Relative expression of the human epithelial Na+ channel subunits in normal and cystic fibrosis airways

L. H. Burch, C. R. Talbot, M. R. Knowles, C. M. Canessa, B. C. Rossier and R. C. Boucher
Department of Medicine, University of North Carolina at Chapel Hill 27599-7020, USA.

The availability of the newly cloned subunits (alpha, beta, gamma) of the epithelial Na+ channel (ENaC) permits molecular studies of the pathogenesis of the abnormal Na+ transport rates of cystic fibrosis (CF) airway epithelia. Northern analyses of airway epithelia showed that both normal and CF airway epithelia express ENaC subunit mRNAs in a ratio of alpha > beta > gamma. In situ hybridization studies revealed expression of all three ENaC subunits in the superficial epithelium and the alpha- and beta-subunits in the gland ductular and acinar epithelium of both normal and CF airways. Ribonuclease protection assays revealed that the steady-state levels of alpha-, beta-, and gamma-ENaC mRNAs were similar in CF and normal airway superficial epithelia.
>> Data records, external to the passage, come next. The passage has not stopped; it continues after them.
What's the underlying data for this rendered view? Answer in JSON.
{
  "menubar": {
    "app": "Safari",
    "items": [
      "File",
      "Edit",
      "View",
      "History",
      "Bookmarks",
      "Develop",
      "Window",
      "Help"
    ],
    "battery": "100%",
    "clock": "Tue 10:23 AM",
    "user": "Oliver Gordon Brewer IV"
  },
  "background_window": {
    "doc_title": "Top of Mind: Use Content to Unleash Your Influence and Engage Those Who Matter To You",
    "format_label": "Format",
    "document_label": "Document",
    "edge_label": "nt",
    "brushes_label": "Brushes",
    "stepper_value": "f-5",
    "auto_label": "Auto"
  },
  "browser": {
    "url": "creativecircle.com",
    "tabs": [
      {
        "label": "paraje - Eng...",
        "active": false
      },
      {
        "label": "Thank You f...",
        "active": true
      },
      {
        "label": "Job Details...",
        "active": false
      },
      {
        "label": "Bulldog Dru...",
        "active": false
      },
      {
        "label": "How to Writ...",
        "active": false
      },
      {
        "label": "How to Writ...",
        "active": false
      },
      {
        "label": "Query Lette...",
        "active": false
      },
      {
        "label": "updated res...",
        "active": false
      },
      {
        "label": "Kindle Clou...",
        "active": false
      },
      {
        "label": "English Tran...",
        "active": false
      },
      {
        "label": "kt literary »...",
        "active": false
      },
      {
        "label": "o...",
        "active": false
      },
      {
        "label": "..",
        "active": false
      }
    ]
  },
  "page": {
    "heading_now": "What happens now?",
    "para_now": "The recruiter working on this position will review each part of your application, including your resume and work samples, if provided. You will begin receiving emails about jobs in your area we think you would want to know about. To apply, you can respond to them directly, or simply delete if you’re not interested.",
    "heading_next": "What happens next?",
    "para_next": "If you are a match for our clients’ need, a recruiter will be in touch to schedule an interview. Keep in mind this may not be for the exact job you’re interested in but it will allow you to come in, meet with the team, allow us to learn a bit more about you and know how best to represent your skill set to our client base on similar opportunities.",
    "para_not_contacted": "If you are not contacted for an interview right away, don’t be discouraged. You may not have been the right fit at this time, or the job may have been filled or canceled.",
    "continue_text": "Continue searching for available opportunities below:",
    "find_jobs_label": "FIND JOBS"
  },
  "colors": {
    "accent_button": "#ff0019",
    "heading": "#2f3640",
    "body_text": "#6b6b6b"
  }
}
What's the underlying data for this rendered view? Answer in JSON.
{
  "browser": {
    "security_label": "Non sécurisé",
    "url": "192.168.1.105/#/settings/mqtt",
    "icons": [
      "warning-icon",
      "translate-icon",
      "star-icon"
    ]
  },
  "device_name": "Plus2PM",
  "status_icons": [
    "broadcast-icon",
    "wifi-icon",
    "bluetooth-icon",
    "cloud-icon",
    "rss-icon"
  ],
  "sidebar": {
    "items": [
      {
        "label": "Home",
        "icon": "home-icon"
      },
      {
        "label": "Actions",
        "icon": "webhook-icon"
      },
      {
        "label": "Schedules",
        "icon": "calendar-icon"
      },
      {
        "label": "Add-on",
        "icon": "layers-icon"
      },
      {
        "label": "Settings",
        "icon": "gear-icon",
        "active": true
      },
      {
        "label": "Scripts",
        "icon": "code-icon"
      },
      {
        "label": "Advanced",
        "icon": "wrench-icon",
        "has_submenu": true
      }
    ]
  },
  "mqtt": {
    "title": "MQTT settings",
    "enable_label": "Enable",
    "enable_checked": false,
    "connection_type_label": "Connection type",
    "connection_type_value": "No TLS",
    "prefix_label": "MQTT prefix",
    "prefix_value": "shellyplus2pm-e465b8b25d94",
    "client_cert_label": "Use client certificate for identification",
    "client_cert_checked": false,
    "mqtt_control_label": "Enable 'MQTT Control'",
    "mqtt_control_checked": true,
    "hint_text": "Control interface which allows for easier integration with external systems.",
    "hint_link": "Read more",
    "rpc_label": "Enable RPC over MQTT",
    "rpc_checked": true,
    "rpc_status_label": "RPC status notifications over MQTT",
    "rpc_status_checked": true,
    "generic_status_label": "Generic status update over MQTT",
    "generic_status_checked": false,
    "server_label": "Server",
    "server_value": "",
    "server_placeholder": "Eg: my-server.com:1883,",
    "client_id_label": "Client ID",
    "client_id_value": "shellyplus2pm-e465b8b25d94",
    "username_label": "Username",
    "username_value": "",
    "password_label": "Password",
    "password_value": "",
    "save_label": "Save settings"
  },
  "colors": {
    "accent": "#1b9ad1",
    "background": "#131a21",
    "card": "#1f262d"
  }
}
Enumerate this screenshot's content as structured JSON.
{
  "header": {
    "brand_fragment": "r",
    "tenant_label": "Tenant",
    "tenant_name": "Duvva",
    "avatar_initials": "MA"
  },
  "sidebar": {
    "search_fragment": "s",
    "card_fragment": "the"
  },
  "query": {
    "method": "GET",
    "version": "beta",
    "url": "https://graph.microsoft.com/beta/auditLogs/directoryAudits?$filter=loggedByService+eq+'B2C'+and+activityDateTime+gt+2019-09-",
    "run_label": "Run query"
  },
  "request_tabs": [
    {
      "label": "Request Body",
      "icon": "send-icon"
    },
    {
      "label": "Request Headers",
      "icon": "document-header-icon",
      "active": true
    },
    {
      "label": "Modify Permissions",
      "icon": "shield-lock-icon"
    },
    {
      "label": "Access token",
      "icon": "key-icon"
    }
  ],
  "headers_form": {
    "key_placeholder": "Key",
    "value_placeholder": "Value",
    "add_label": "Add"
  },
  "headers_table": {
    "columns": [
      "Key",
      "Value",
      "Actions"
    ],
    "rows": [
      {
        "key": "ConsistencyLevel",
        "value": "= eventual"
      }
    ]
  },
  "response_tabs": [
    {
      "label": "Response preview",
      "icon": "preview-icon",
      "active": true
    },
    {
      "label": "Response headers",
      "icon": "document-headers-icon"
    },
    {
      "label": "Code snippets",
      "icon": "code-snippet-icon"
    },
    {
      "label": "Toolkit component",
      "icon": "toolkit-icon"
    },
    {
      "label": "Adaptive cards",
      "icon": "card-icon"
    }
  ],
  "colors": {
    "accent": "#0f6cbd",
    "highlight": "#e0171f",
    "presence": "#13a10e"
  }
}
These findings indicate that 1) Na+ transport defects in CF airways disease may be expressed in glandular acinar and ductal epithelium as well as superficial epithelium, and 2) the molecular pathogenesis of Na+ hyperabsorption in CF airways does not reflect increased levels of Na+ channel mRNAs, and probably number, but reflects an absence of the normal inhibitory regulation of Na+ channels by CF transmembrane conductance regulator proteins.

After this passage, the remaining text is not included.